We considered all the features of Step Functions and decided to implement it for the above process.

The above image is not an actual image as I am not authorized to share the actual.

The Complete Process

Step 1: Get Banks Lambda

It is a lambda function that is supposed to query all the available banks. Once queried, we store the results in AWS S3 Bucket as a json file and return the key of S3 file as response from the Lambda. We implemented this approach as there can N number of banks going forward and loop data based on file approach has no Limit to it.

Step 2: Bank Loop

The Step Function will read the key from the response of Step 1 and use the key to read file data from S3 and loop on the data present in the file. In this case it will loop in Bank Detail List. We can have concurrency set here which will help us with Lambda Resource Management.

Step 3: Get Bank Users Lambda

It is a lambda that will receive a single Bank detail at a time. It is same as Step 1. Only difference here is we fetch Users instead of Bank. We fetch Users based on the Bank detail we received and store the User List in a AWS S3 bucket as a json file and return the key of S3 file as a response from the Lambda.

Step 4: Users Loop

It is same as Step 2, Step Function will read data from S3 based on the file key received from previous step. It will then loop based on the user list present in the file. If suppose the file has no data, then it handle the case automatically and wont loop any further for that particular Bank.

Step 5: Identify Data

It is a lambda function which is main step of the whole process.
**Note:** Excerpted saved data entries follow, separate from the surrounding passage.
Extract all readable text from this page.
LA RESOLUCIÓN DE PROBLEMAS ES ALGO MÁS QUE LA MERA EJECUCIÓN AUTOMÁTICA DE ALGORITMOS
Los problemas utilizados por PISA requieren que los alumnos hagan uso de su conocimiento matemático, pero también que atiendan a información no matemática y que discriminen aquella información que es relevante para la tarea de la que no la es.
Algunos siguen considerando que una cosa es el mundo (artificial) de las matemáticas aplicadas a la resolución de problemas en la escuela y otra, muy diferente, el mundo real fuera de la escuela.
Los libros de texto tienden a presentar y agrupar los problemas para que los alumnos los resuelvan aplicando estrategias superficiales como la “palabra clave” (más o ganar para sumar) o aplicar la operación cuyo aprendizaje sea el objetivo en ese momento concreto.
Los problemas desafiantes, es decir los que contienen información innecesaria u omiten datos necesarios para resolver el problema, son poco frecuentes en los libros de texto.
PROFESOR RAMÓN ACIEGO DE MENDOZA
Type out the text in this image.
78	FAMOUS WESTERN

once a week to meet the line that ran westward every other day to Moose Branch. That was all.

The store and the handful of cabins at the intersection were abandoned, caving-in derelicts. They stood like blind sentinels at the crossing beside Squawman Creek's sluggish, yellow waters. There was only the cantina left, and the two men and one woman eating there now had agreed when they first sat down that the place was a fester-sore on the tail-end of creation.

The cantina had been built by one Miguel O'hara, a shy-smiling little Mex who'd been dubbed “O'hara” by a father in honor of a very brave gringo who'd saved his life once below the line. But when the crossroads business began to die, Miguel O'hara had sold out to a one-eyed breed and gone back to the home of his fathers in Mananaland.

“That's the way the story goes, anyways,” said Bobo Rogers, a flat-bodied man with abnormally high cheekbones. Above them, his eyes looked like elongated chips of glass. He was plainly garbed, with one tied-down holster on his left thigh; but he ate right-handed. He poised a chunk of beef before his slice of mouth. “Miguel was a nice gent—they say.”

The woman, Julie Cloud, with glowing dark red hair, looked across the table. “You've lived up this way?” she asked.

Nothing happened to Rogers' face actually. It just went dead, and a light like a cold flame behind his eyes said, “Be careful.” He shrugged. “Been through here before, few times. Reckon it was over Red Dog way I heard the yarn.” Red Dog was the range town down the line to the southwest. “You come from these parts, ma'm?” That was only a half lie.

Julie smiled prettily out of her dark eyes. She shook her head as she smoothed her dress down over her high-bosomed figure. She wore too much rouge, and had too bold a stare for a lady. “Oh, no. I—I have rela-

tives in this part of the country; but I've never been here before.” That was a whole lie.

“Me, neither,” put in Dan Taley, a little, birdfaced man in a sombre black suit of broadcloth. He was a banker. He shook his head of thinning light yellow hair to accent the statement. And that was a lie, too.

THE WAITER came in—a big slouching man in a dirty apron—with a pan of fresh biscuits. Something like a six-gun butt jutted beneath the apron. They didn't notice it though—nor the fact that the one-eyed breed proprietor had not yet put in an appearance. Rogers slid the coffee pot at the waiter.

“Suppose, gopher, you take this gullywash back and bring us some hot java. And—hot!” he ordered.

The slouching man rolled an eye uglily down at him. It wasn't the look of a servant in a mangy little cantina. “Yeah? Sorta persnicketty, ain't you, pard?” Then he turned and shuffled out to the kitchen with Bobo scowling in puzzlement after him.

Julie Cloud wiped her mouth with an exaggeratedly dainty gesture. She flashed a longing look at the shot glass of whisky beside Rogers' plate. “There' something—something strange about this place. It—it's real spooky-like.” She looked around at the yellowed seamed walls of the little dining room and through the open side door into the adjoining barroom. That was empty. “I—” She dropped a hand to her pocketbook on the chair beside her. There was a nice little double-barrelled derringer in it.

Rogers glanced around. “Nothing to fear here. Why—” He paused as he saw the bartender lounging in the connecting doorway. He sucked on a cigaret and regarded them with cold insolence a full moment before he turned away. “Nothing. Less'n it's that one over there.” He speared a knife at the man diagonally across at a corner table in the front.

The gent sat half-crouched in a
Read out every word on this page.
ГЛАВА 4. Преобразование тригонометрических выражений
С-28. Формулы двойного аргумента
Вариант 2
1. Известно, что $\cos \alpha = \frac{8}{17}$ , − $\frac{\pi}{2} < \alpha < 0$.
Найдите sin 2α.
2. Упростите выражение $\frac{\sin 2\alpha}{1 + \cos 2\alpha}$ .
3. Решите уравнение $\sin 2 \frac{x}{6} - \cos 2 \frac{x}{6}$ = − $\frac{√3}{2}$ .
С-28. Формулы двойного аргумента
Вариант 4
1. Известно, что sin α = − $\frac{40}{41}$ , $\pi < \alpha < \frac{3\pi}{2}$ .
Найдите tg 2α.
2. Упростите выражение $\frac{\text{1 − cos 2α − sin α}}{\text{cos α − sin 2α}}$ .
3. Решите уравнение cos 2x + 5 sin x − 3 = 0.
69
Input received here is the User detail. We then fetch all the loans of a User from DB, add some magical numbers to its loans one by one using an Algorithm and boom. The leads are now generated by the above Algorithm. The lead data is now stored in a AWS S3 file as the data can be huge so we don’t rely on Lambda output payload limit. This lambda again returns the S3 file key as a response for next step.

Step 6: Send Email Lambda

It is a lambda function which will receive S3 file key as a Input. Now we read data from the S3 file and check if the data is eligible for Email Notification to the client or not. If its eligible then we combine all the data as per the user and send collective emails to the users with the information required in a Email. That’s it, the process is now finished.

What was the result ?

Good News, the decision turned out to be correct and the implementation was success to us and to the Clients too. The time taken after the implementation was less then a hour compared to 3 hours before. It was a big relief for us. Everyone was happy and I got even a good appraisal speech from my manager for the same.

Note: We can increase the concurrency for the Step Function and reduce the time more but if we do that we would face Database open connection errors as the clients are also using the Database for querying at the same time and the process is also using the same Database.